I knew that Baracoa owed its name to the indigenous chiefdom that existed there when the conquistadors arrived. But very soon I would discover that, four and a half centuries later, it was still a chiefdom, ruled now by the leaders of local organizations. I would also quickly learn that the maxim of “small town, large hell” was never more appropriate than it was there. And to complete my education in real life, in Baracoa I would experience the consequences of my human and intellectual incapacity to deal with caciques and devils every day.

The Radio Ciudad Primada de Cuba Libre station was precisely the medium charged with bringing about a virtual reality even more deceitful than the rivers, mountains, and highways with capricious names, because it was built on plans, promises, goals, and magical numbers that nobody took the care to prove, on constant calls to sacrifice, the watchfulness and discipline with which every one of the local leaders tried to
build the staircase for his own ascent—crowned with the prize of getting out of that lost place. My job consisted of receiving phone calls and messages from those figures so that I would look out for their interests, which they always called, of course, the country’s and the people’s interests. And my only alternative was to accept those conditions and, cynically and obediently, order the two alcoholic and moronic automatons who worked as writers to write about expectations exceeded, commitments accepted with revolutionary enthusiasm, goals achieved with patriotic combativeness, and incredible numbers and sacrifices taken on heroically, in order to give a rhetorical form to a nonexistent reality, based almost always on words and slogans, and very seldom on real plantains, sweet potatoes, and pumpkins. The only alternative was to refuse or, further still, quit and run away, and despite what I thought many times, fear of the consequences (canceling my university degree, for starters) paralyzed me, as it did so many others. That was the real reality that my predecessor had welcomed me to.

But instead of doing that job pragmatically and shamelessly, like so many other people, and filling my free time with reading and literary projects, out of my own fear or incapacity to rebel I saw myself dragged by a whirlwind of activities, meetings, rallies, and gatherings always preceded by an invitation to the “journalist
compañero”
to the eating and drinking fests (who said there are shortages?) organized by the head of the morning and evening edition sectors. With a bit of surprise, I discovered that in that environment, my usual sexual shyness disappeared with the barriers brought down by alcohol, the feeling of escaping from the confinement of that remote place, and the urgency (my own and that of my occasional lovers) to free something within ourselves. I never ate, drank, or screwed so much or with so many women or in such inconceivable places as during those two years, at the end of which I ended up reacting like a cynic capable of lying without any scruples, with gonorrhea that I generously spread around, and—like many of the inhabitants of the area—turned into an alcoholic of the sort who have a drink of
aguardiente
and a cold beer for breakfast to clear up the effects of last night’s hangover.

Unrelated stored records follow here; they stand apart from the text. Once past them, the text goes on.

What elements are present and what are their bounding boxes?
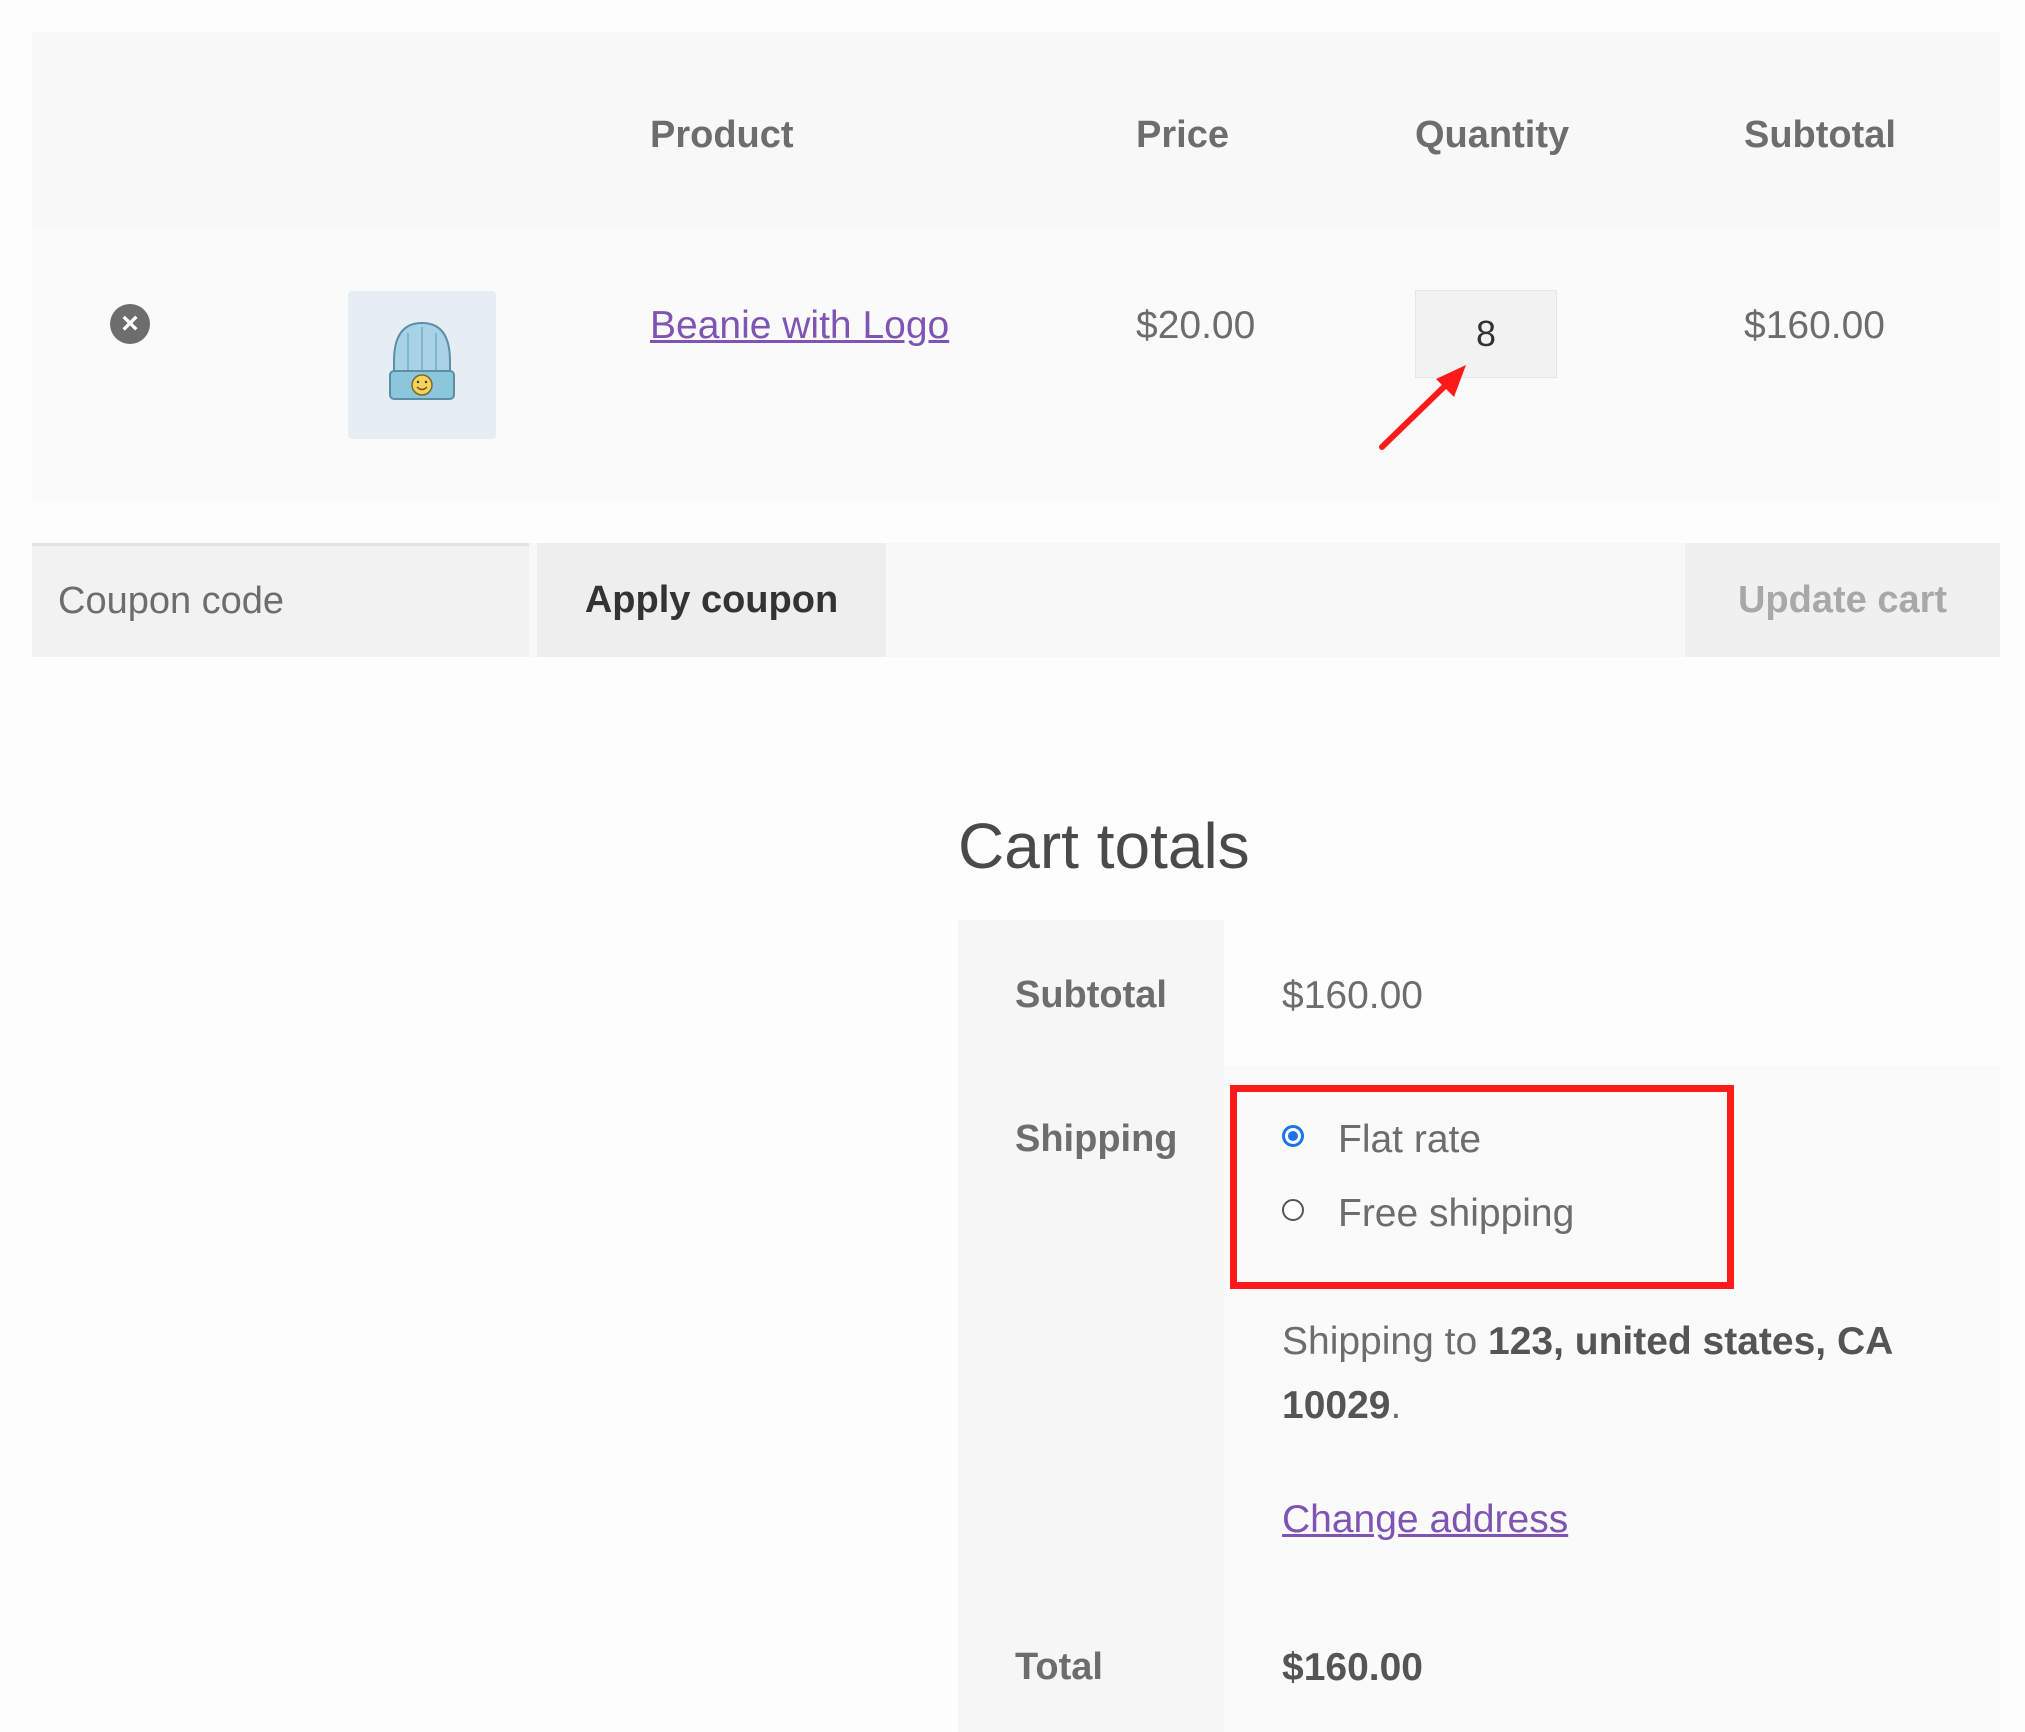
coupon-code-input[interactable]	[32, 543, 529, 657]
annotation-highlight-box	[1230, 1085, 1734, 1289]
total-value: $160.00	[1282, 1646, 1423, 1689]
subtotal-value: $160.00	[1282, 974, 1423, 1017]
beanie-icon	[389, 321, 455, 400]
cart-totals-title: Cart totals	[958, 810, 1250, 882]
change-address-link[interactable]: Change address	[1282, 1500, 1568, 1539]
total-label: Total	[1015, 1646, 1103, 1688]
column-header-quantity: Quantity	[1415, 114, 1570, 156]
cart-table-header	[32, 32, 2000, 226]
update-cart-button[interactable]: Update cart	[1685, 543, 2000, 657]
apply-coupon-button[interactable]: Apply coupon	[537, 543, 886, 657]
product-link[interactable]: Beanie with Logo	[650, 306, 949, 345]
shipping-to-prefix: Shipping to	[1282, 1320, 1478, 1363]
cart-item-row	[32, 226, 2000, 503]
item-subtotal: $160.00	[1744, 304, 1885, 347]
column-header-subtotal: Subtotal	[1744, 114, 1896, 156]
shipping-destination: Shipping to 123, united states, CA 10029…	[1282, 1310, 1922, 1438]
item-price: $20.00	[1136, 304, 1256, 347]
annotation-arrow-icon	[1379, 365, 1466, 450]
close-circle-icon[interactable]: ×	[110, 304, 150, 344]
beanie-with-logo-image[interactable]	[348, 291, 496, 439]
shipping-to-suffix: .	[1390, 1384, 1402, 1427]
shipping-label: Shipping	[1015, 1118, 1178, 1160]
column-header-price: Price	[1136, 114, 1229, 156]
column-header-product: Product	[650, 114, 794, 156]
totals-label-column	[958, 920, 1224, 1732]
subtotal-label: Subtotal	[1015, 974, 1167, 1016]
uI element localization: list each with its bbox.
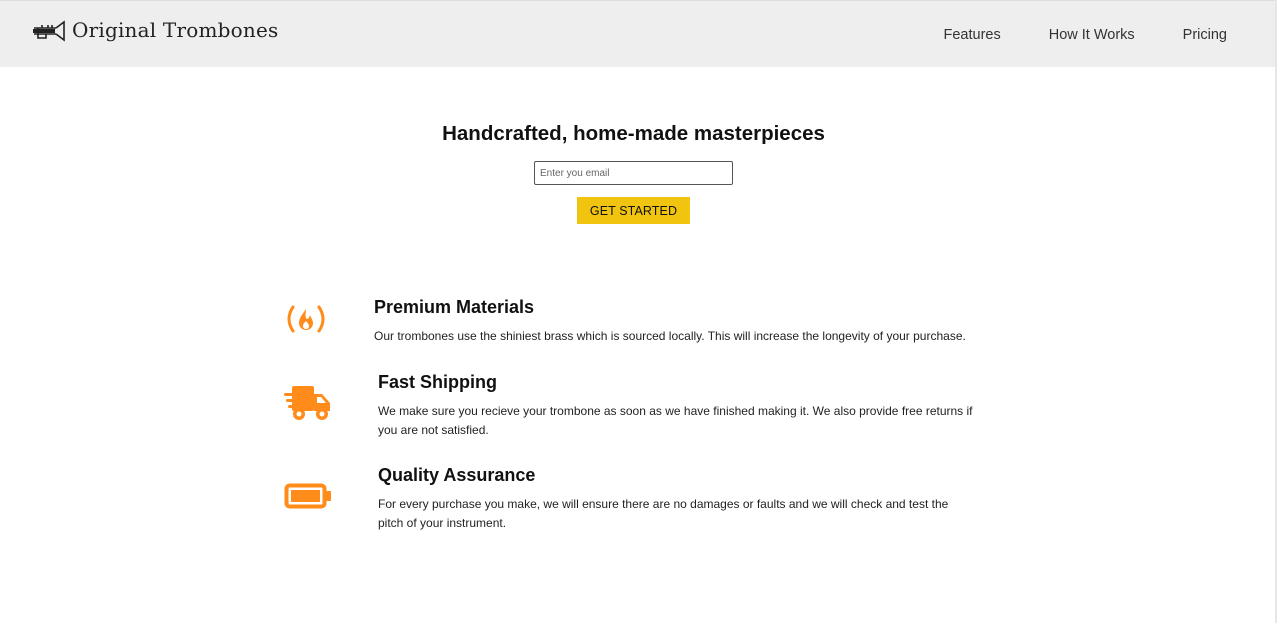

Baracoa, it’s time to say it, is one of the island’s most beautiful and magical places, and its inhabitants are surprisingly kind and innocent people. Although I have never returned to visit—I am panic-stricken and terrified by the idea of returning there and by thinking that for some
reason I wouldn’t be able to leave again—I recall, like in a haze, the beauty of its sea, its decadent colonial fortresses, its mountains thick with vegetation, its multiple streams and rivers that could become furious, like the Toa. I recall the friendliness of its people—always willing to welcome outsiders and pariahs looking for a place to lose themselves—and the poverty that besieged the city for almost half a millennium and that was its true curse; a poverty that was still throbbing and was always discussed in the past tense, like something that had been definitively overcome, throughout my two years at the head of the “information center” of the local radio station.